# I'm Bored.



## Ninn (Oct 28, 2006)

My housework is done. My laundry is done. My garden is put to bed. My dog is walked and fed. My cat is doing her psycho thing in the kitchen. I have no work to do. Anyone need help today?


----------



## manygoatsnmore (Feb 12, 2005)

Always.....

Actually, except for dd's messy bedroom, my house isn't too bad today. Just need to finish doing laundry at ds's (here now) and go home to do a quick cleaning. Now the outside has plenty I could be doing, but I think I'll be sleeping instead. I worked last night and it's raining. Blech!


----------



## jbowyer01 (Aug 4, 2008)

You could always go to my house. I never seem to get caught up on things. Though I know it would be a thousand mile drive. (I use to live in Perkasie, Pa) But your more than welcome to enjoy a Georgia winter day!


----------



## cow whisperer (May 3, 2007)

Ninn, I'm right there with ya.... Since we moved to a smaller place with no kids, I have nothing to do....

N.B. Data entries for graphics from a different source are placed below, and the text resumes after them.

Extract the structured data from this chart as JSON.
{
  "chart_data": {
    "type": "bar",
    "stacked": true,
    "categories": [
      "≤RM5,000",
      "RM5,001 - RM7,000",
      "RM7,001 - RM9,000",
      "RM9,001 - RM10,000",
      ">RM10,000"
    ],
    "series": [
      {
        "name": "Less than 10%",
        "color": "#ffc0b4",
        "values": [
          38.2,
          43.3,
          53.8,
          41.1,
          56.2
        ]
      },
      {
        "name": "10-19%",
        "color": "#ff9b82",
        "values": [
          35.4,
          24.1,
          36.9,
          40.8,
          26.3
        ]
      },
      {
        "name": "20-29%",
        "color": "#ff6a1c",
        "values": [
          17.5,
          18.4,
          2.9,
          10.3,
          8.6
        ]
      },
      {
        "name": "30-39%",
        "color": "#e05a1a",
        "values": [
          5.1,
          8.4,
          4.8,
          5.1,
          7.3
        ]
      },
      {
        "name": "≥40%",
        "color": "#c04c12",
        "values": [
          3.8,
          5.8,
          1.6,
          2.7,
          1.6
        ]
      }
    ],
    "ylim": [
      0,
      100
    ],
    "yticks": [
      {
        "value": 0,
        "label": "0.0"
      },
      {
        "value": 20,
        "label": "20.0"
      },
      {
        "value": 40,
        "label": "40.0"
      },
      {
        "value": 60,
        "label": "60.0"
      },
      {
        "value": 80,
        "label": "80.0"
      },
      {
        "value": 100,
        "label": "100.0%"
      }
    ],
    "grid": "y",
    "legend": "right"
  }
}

Yesterday I completely emptied out my fridge & tore apart my oven & scrubbed them.... Today I emptied out the kitchen freezer, wiped it out, & organized everything.... then I emptied out my cabinets & reorganized all my food in there.... I am saving the vacuuming, so I have something to do later.... LOL....


----------



## sewsilly (May 16, 2004)

Uhm,,, yes... You can get down here and help me get ready for a huge Thanksgiving crowd!

goodness...

dawn


----------



## mammabooh (Sep 1, 2004)

Ninn and cow whisperer...I see that you are both in PA. I'm right next door in Ohio and have plenty of work to keep both of you busy for many a week. I'll even let you throw out stuff that you deem unnecessary.

When can I expect you?


----------



## Ninn (Oct 28, 2006)

Mammabooh~

I'd be delighted to come down and do the trash bag drag with you this spring! Wanna make solid plans? I have no emotional attachments to anything you own, so be warned. If you don't love it or haven't used it in 6 weeks, OUT IT GOES!! My older son will need to be back over there for the birth of his child, so I'll likely be going with him. Pm me and we'll set something up.

I've managed to find a few projects to keep me busy for a couple of days, as that son is moving back home on Tuesday. (girlfriend is in the nuthouse....jeeez!) So, I'm cleaning out his brother's room and closet for him, so he has a place to sleep other than my sofa.


----------